In 2018, Ethan Bernstein (Harvard Business School) and Stephen Turban published "The impact of the 'open' workspace on human collaboration" in Philosophical Transactions of the Royal Society B (2018, Vol 373, 20170239). The study examined two Fortune 500 headquarters before and after open-plan office conversions.
The researchers used electronic sociometric badges and digital communication logs to measure actual interaction, not self-reported interaction. The findings were unambiguous: after the conversion to open plan, face-to-face interaction time decreased by approximately 70% (one case study) and 72% (the second). Email communication increased by 22-50%. Instant-message communication increased by 50-75%.
The mechanism Bernstein and Turban proposed: in open-plan environments, workers self-regulate by avoiding eye contact, wearing headphones, and withdrawing into digital channels. The physical openness that was supposed to encourage spontaneous collaboration actually triggered the same social avoidance behaviours that were present before the conversion, but now without the private spaces that made concentration possible.
Five mechanisms by which open-plan offices degrade focus-work productivity:
Noise-cancelling headphones (Sony WH-1000XM series, Bose QuietComfort series, Apple AirPods Pro) are the default cultural adaptation to open-plan offices. They address the ambient noise problem effectively for steady-state background noise; they are less effective for variable speech nearby (the brain's speech-recognition circuits still partially process identifiable human voices even through active noise cancellation).
The social signal matters as much as the acoustic function: visible headphone usage is a "do not disturb" signal that has become widely understood in technology offices. The challenge is that some managers interpret visible headphone usage as anti-social or disengaged, which creates a cultural friction that undermines the focus-protection effect. Teams that normalise headphones as a focus marker, not an avoidance signal, get the acoustic and social benefits without the management friction.

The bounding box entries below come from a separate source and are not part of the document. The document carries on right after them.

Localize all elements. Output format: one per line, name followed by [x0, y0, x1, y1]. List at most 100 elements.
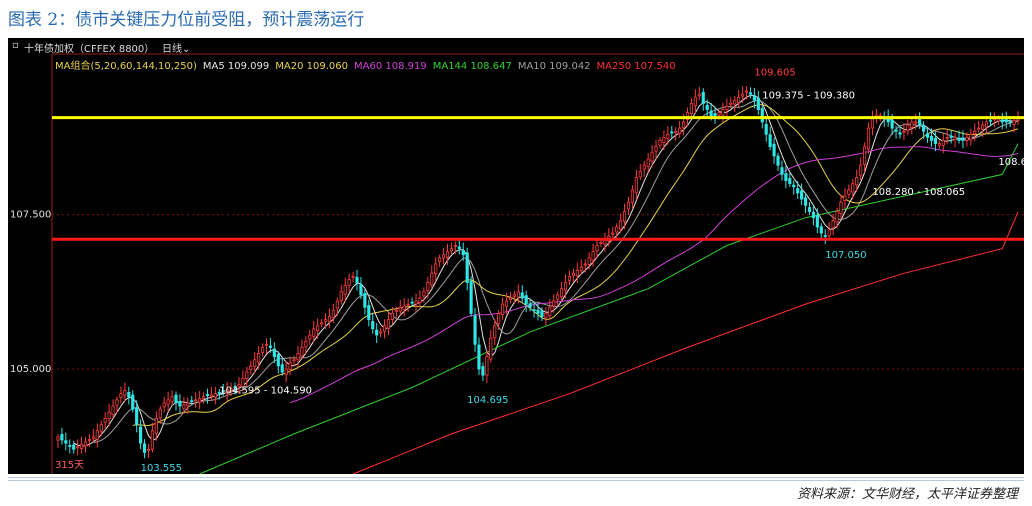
candle-down	[64, 440, 68, 444]
candle-up	[347, 279, 351, 286]
candle-down	[748, 92, 753, 95]
candle-up	[103, 418, 107, 423]
candle-up	[76, 446, 80, 449]
candle-down	[127, 392, 131, 398]
ma-legend: MA组合(5,20,60,144,10,250) MA5 109.099 MA20 …	[55, 57, 682, 72]
candle-up	[115, 399, 119, 406]
candle-up	[650, 152, 654, 162]
candle-down	[135, 407, 139, 425]
candle-up	[583, 263, 587, 266]
candle-up	[154, 418, 158, 434]
candle-down	[359, 284, 363, 296]
candle-up	[504, 300, 509, 307]
candle-up	[485, 356, 489, 376]
candle-down	[764, 123, 768, 135]
annotation-label: 104.695	[467, 395, 508, 406]
candle-up	[697, 93, 701, 97]
candle-down	[355, 276, 359, 283]
candle-up	[229, 388, 233, 392]
candle-up	[245, 371, 249, 379]
candle-up	[965, 136, 969, 141]
candle-up	[453, 245, 457, 247]
candle-down	[532, 309, 536, 312]
candle-down	[524, 295, 528, 305]
candle-up	[847, 189, 851, 195]
y-tick-label: 107.500	[10, 210, 51, 221]
candle-up	[575, 269, 579, 277]
annotation-label: 104.595 - 104.590	[219, 386, 312, 397]
candle-up	[497, 313, 501, 324]
ma20-line	[132, 104, 1019, 427]
candle-up	[587, 257, 591, 265]
candle-down	[933, 137, 937, 144]
candle-down	[768, 134, 772, 148]
candle-down	[473, 315, 477, 345]
candle-down	[772, 143, 776, 157]
candle-up	[198, 398, 202, 403]
candle-up	[866, 127, 871, 150]
candle-up	[859, 164, 863, 176]
candle-down	[457, 246, 461, 249]
candle-down	[461, 249, 465, 256]
candle-up	[851, 183, 855, 193]
annotation-label: 107.050	[825, 250, 866, 261]
candle-down	[60, 434, 64, 441]
candle-down	[540, 310, 544, 317]
divider-top	[8, 477, 1024, 478]
candle-up	[662, 136, 666, 144]
candle-up	[626, 201, 631, 210]
candle-down	[800, 190, 804, 200]
candlestick-chart[interactable]: 105.000 107.500 109.605 109.375 - 109.380 10…	[8, 38, 1024, 474]
candle-down	[957, 137, 961, 141]
candle-up	[296, 353, 300, 361]
ma144-line	[199, 143, 1019, 474]
candle-up	[945, 136, 949, 139]
candle-up	[398, 306, 402, 312]
candle-up	[508, 297, 513, 300]
candle-up	[622, 211, 627, 222]
candle-down	[752, 95, 756, 101]
candle-down	[1004, 119, 1008, 123]
annotation-label: 109.605	[754, 68, 795, 79]
candle-up	[579, 266, 583, 271]
candle-up	[548, 306, 552, 317]
candle-up	[611, 232, 615, 235]
candle-down	[815, 214, 819, 228]
candle-up	[95, 430, 99, 440]
ma-legend-item: MA5 109.099	[202, 61, 270, 72]
candle-down	[276, 354, 280, 367]
annotation-label: 108.620 - 108.585	[998, 157, 1024, 168]
candle-up	[658, 140, 662, 146]
ma-legend-item: MA组合(5,20,60,144,10,250)	[55, 61, 197, 72]
candle-up	[146, 448, 151, 451]
candle-up	[150, 430, 154, 450]
candle-down	[819, 226, 823, 234]
period-selector[interactable]: 日线⌄	[162, 40, 190, 55]
candle-down	[894, 129, 898, 132]
candle-down	[139, 426, 143, 444]
candle-up	[434, 263, 438, 275]
candle-down	[961, 137, 965, 141]
candle-down	[205, 393, 210, 396]
candle-down	[788, 178, 792, 185]
candle-up	[969, 133, 973, 141]
candle-down	[803, 197, 808, 206]
candle-up	[591, 251, 595, 261]
ma-legend-item: MA20 109.060	[275, 61, 348, 72]
chart-panel[interactable]: ▫ 十年债加权（CFFEX 8800） 日线⌄ MA组合(5,20,60,144…	[8, 38, 1024, 474]
candle-up	[615, 226, 619, 233]
candle-up	[99, 424, 103, 432]
candle-up	[166, 399, 170, 405]
candle-up	[123, 390, 127, 396]
instrument-label: 十年债加权（CFFEX 8800）	[24, 44, 155, 55]
candle-up	[379, 331, 383, 334]
ma-legend-item: MA10 109.042	[517, 61, 591, 72]
candle-down	[949, 135, 953, 138]
candle-up	[331, 309, 335, 318]
candle-down	[756, 97, 760, 110]
candle-up	[725, 106, 729, 111]
candle-up	[264, 343, 269, 346]
source-note: 资料来源：文华财经，太平洋证券整理	[796, 487, 1018, 502]
candle-down	[72, 444, 76, 450]
candle-up	[284, 368, 288, 375]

Four physical environments with evidence for deep-work support, in order of research backing:
Enclosed private offices for senior engineers and managers. The traditional model, strongly supported by DeMarco and Lister's Peopleware (1987/2013) research and consistent with the Bernstein & Turban findings. Higher real-estate cost per seat; measurably higher cognitive output for roles requiring sustained deep work.
Small team rooms of 4-6 people. The middle path: some ambient collaboration without the acoustic and social exposure of full open plan. Enough enclosure to make difficult conversations possible; enough proximity for spontaneous pair interaction.
Library-quiet floors or zones. Hard-rule quiet (no voice calls, no conversations above a whisper), self-enforced by convention. University libraries have demonstrated the viability of this model for decades. Some technology companies (including certain teams at Google and Apple) operate designated quiet floors.
Home offices (for remote work). When set up appropriately (dedicated space, door that closes, reliable internet, camera positioning that signals professional context), home offices can provide better deep-work conditions than an open-plan corporate environment. The Bernstein & Turban research predates the 2020 remote-work expansion but is consistent with the observed productivity outcomes many engineers report from home.
Open-plan conversions are frequently sold to senior leadership as either cost-saving (higher seat density) or collaboration-boosting. The Bernstein & Turban evidence directly contradicts the collaboration claim. The cost-saving claim is usually true but modest: per-seat real estate cost falls, but the productivity cost per engineer often exceeds the real estate saving.
A rough calculation: if a 500-person engineering-heavy organisation loses an average of 30 minutes per engineer per day to open-plan distraction (a conservative estimate), at a fully-loaded $120/hr, the annual productivity cost is 500 x 0.5 x $120 x 240 days = $7.2M. A move to higher-cost private or semi-private offices might add $3,000-8,000 per seat annually in real estate cost (depending on market), totalling $1.5-4M. The real estate saving from open plan does not cover the productivity loss.
Not every role benefits from enclosed space. Some collaborative roles - design critique, creative agency work, early-stage startup founding teams - genuinely benefit from ambient overhearing and spontaneous interruption. The Bernstein & Turban research applies most strongly to roles requiring sustained cognitive work on complex individual tasks: software engineers, writers, financial analysts, and researchers. For highly collaborative roles where the work is primarily interpersonal coordination, the open-plan critique is weaker.
The argument is not "open plan is always bad." It is "open plan as a default configuration for engineering-team deep work has strong evidence against it, and the evidence has been available since at least 1987."